Jasper County Democrat, Volume 21, Number 65, Rensselaer, Jasper County, 13 November 1918 — MERCY MUNITIONS NEEDED IN TRENCHES [ARTICLE]

MERCY MUNITIONS NEEDED IN TRENCHES

Lieut. Coningsby Dawson, Fighting Author, Makes Stirring Appeal for Y. W. C. A. Lieut. Coningsby Dawson, who wrote •‘Carry On,” says of the war work which the Y. W. C. A. is doing: “You at home cannot fight with your lives, but you can fight with your mercy. The Y. W. C. A. Is offering you just this chance. It garrisons the women’s support trenches, which lie behind the men’s. It asks you to supply them with munitions of mercy’ that they may be passed on to us.

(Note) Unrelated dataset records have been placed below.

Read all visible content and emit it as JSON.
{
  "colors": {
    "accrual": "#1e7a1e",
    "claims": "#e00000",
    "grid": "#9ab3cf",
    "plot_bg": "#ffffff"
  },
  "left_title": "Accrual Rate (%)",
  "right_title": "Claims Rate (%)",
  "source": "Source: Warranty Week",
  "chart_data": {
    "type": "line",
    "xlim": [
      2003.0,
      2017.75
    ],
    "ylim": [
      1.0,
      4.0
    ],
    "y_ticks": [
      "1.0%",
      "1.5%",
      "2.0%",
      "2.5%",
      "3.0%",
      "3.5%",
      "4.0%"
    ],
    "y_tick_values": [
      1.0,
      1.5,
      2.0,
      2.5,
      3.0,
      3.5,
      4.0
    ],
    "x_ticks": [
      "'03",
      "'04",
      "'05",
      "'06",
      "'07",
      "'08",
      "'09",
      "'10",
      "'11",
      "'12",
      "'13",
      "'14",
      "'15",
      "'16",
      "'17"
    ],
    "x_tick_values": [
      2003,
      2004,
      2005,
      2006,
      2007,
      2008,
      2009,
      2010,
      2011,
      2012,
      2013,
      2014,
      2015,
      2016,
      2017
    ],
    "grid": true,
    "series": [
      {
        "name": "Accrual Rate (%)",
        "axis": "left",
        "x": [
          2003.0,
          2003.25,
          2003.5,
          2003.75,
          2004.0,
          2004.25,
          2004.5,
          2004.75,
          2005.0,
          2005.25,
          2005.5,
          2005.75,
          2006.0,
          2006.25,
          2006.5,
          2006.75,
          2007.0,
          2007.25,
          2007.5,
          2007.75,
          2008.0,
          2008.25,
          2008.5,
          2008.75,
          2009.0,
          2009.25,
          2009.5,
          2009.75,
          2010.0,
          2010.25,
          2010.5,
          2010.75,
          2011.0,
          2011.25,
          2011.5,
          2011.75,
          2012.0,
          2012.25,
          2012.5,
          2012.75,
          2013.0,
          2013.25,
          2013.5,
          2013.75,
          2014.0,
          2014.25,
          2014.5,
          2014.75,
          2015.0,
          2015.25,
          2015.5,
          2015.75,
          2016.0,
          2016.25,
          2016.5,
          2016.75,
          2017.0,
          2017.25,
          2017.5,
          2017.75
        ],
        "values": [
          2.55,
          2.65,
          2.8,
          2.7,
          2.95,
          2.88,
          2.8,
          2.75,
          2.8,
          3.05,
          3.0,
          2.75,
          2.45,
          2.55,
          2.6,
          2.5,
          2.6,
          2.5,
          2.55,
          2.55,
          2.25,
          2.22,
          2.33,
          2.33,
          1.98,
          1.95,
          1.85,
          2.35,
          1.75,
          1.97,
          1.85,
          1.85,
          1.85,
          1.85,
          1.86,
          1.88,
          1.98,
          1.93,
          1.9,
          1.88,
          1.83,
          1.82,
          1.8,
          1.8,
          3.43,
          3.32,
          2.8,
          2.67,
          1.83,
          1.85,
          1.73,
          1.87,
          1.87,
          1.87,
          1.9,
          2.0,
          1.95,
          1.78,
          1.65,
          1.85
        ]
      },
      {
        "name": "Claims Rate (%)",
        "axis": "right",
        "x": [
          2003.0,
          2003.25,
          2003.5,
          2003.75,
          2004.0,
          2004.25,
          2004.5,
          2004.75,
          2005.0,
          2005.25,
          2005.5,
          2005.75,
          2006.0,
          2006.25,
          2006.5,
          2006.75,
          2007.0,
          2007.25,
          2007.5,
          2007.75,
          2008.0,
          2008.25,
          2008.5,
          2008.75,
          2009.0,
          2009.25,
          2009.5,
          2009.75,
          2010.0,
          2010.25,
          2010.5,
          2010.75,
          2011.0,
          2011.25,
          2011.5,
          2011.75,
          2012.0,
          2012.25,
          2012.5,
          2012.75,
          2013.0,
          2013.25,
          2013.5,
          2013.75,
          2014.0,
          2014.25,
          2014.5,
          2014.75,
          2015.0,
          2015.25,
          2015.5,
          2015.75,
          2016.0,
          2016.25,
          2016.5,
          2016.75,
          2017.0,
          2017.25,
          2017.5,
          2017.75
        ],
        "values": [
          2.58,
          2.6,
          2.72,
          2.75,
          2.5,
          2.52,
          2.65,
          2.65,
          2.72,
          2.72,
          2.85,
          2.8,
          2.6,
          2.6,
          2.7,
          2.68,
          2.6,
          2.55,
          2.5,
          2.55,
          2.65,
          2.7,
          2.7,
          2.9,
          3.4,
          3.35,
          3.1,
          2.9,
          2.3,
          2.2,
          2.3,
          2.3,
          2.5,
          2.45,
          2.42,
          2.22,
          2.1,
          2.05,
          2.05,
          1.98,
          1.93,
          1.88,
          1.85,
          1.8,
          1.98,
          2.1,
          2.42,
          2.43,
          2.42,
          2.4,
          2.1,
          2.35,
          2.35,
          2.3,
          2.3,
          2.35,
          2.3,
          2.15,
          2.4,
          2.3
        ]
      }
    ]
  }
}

We need such supplies badly. Give generously that we may the sooner defeat the Hun.” What Lieut. Dawson says of the Y. W. C. A. he might have said of all the national organizations which are coming together for the biggest financial campaign that organizations have ever headed. All the $170,500,000 to be raised by the seven great national organizations the week of November 11 will be used to garrison and supply the support trenches behind the lines. They are the Y. M. C. A., the Y. W. C. A., the National Catholic War Council, Jewish Welfare Board, American Library Association, War Camps Community Service and Salvation Army. American girls in various uniforms mingle strangely with picturesque Brittany costumes In France. The American Y. W. C. A. has a hostess house in Brittany where tiie Signal Corps women live and a hut where the nurses spend their free time. Both these centers are fitted with many of the comforts and conveniences of home. “At a tea given at the nurses’ hut one Saturday afternoon,” writes Miss Mabel Warner, of Salina, Kansas, Y. W. C. A. worker there, “there was an odd gathering—one admiral, a bishop, a Presbyterian minister, a Roman Catholic priest, a doctor, an ensign, one civilian and myself.”